I love this concept even more now. As our world has become smaller – confined largely to the walls of our home – as our social interactions have become non-existent, as our opportunities for experiences, vacations, etc., have dissipated before our eyes, how do we find solace in our day? What can we do to bring a sense of peace, calm and fortitude into our lives? I’ll be thinking about this deeply in the next few days, as we continue to refine our daily schedules, to bring small rays of sunshine into our lives.

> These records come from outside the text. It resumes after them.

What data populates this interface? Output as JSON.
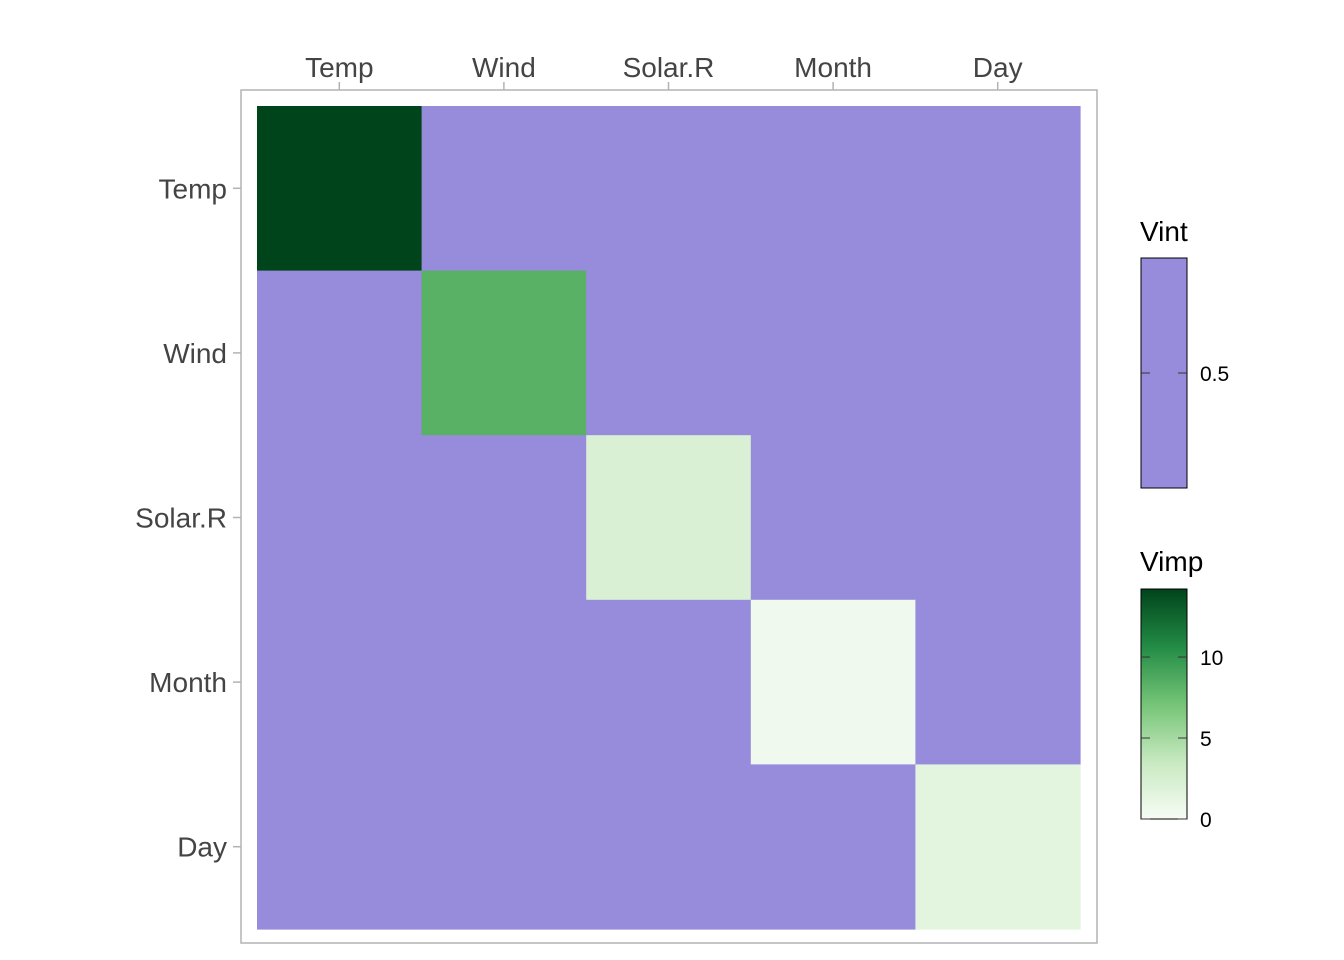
{
  "chart_data": {
    "type": "heatmap",
    "x_labels": [
      "Temp",
      "Wind",
      "Solar.R",
      "Month",
      "Day"
    ],
    "y_labels": [
      "Temp",
      "Wind",
      "Solar.R",
      "Month",
      "Day"
    ],
    "vimp": {
      "variables": [
        "Temp",
        "Wind",
        "Solar.R",
        "Month",
        "Day"
      ],
      "values": [
        14.2,
        8.3,
        2.2,
        0.5,
        1.5
      ]
    },
    "vint": {
      "value": 0.5
    },
    "vint_legend": {
      "title": "Vint",
      "break_values": [
        0.5
      ],
      "break_labels": [
        "0.5"
      ],
      "color": "#968cdb"
    },
    "vimp_legend": {
      "title": "Vimp",
      "range": [
        0,
        14.2
      ],
      "break_values": [
        0,
        5,
        10
      ],
      "break_labels": [
        "0",
        "5",
        "10"
      ],
      "colors": [
        "#f7fcf5",
        "#c7e9c0",
        "#74c476",
        "#238b45",
        "#00441b"
      ]
    },
    "panel_border_color": "#b3b3b3"
  }
}
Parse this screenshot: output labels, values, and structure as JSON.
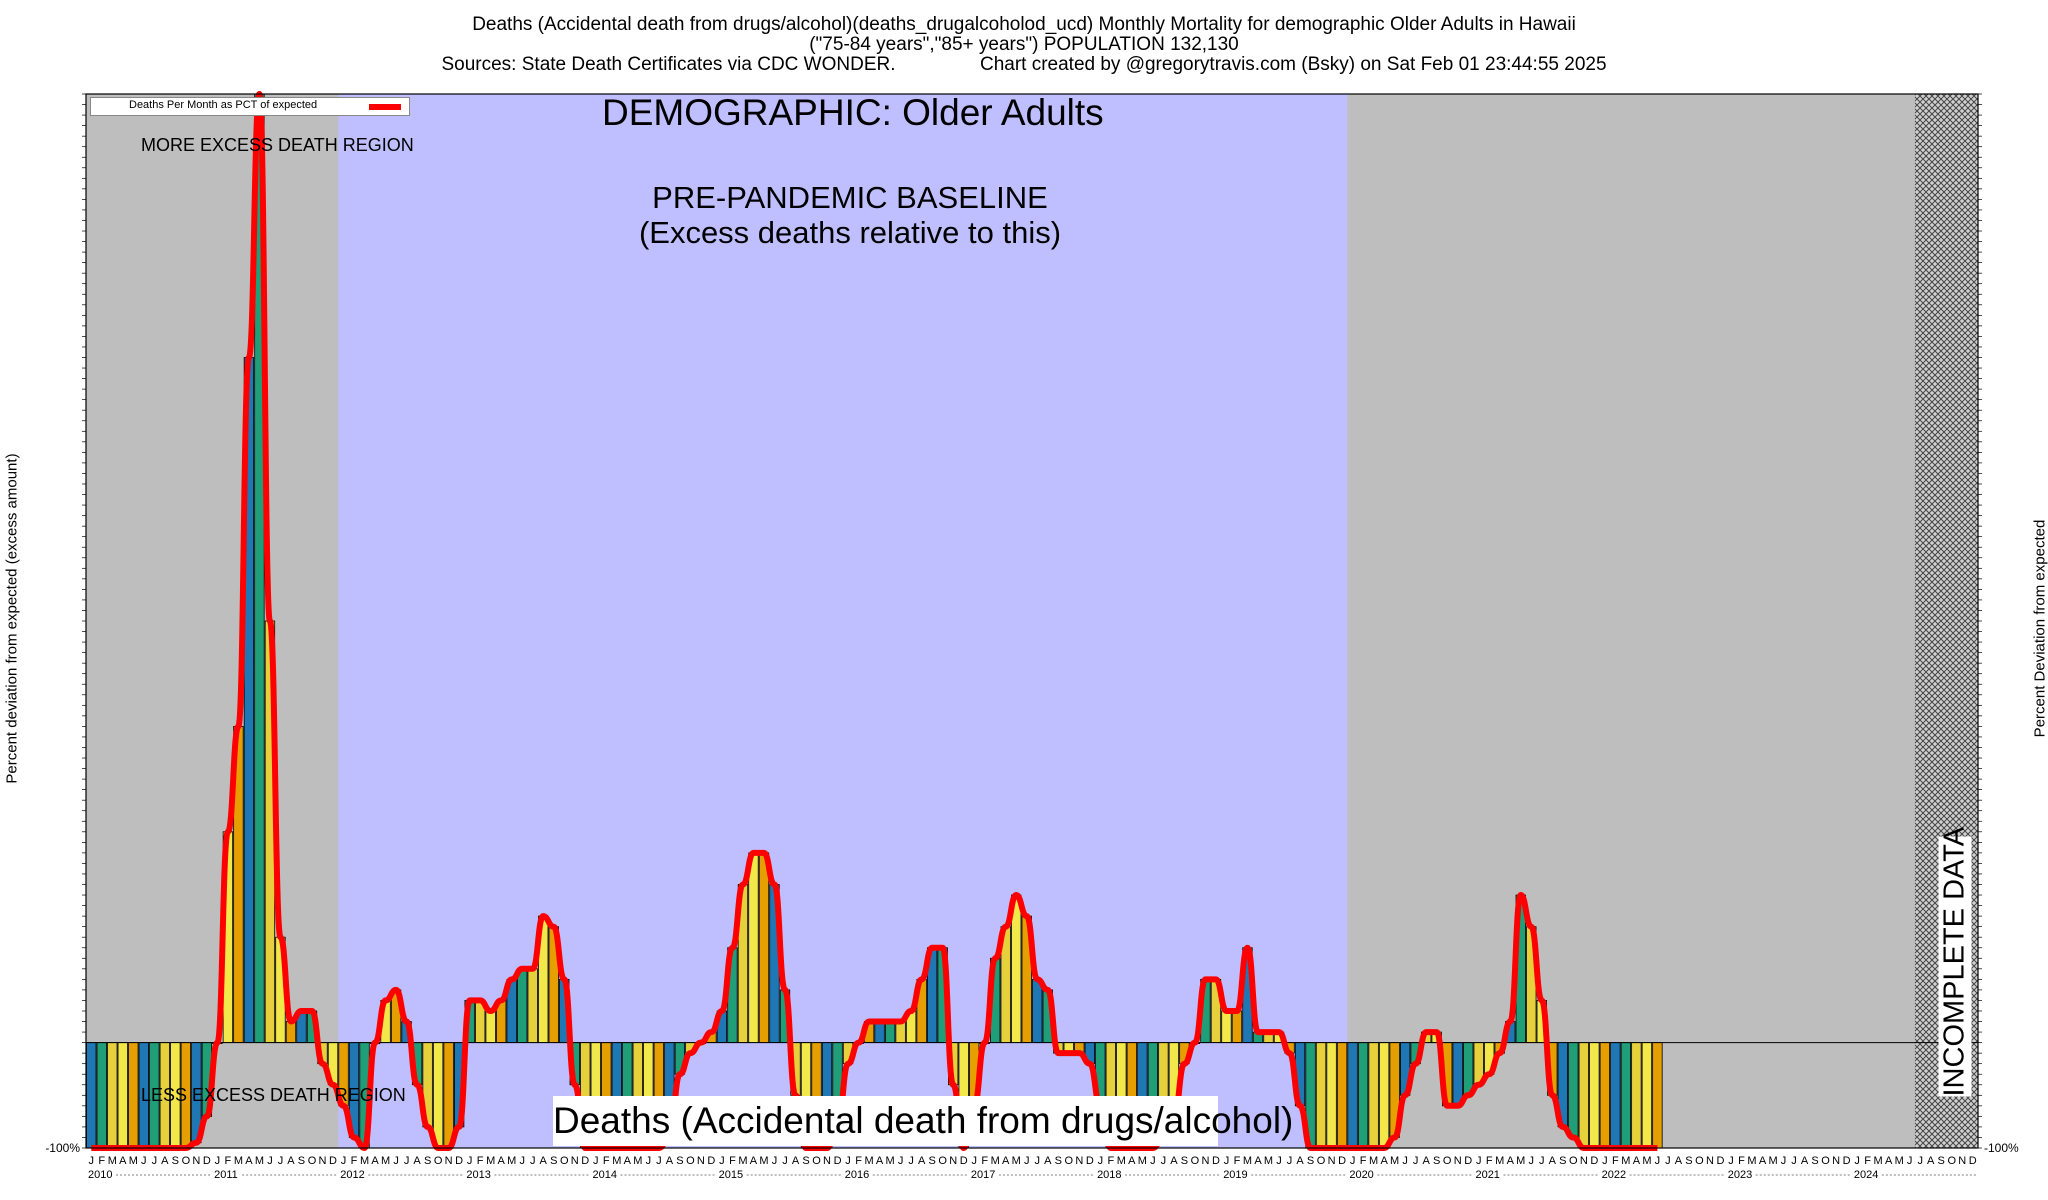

For now, I am trying to focus on the positives. I have had the opportunity to experience staying at home with my children (I went back to work with all 3 when they were ~4 months old). They have had the opportunity to experience a different childhood (I sometimes joke that it is my childhood) – one without planned activities, playdates, structure. We, as parents, are working on encouraging more creativity and independent play. We are trying to find small pockets of time for ourselves while the kids are awake, so that we don’t have to cling so desperately to the post-bedtime hours. My 1 year old’s language has taken off exponentially now that his brothers are home full-time. My 3 year old rode his bike for the first time today without training wheels. My 5 year old has been reading on his own and doing math. We are eating at home every night (we always ate together, but did often eat out) and I am so incredibly fortunate that my husband cooks for us every day. We are finding the time to complete random items on our to-do list that always fell to the bottom of our busy days.

One day, as long as everyone stays healthy and safe, we may look back on this time with some degree of fondness. I wonder if it is the closest we will ever be as a family. Soon, if we are still sheltering in place and socially isolating when this fourth baby arrives, we will be even closer!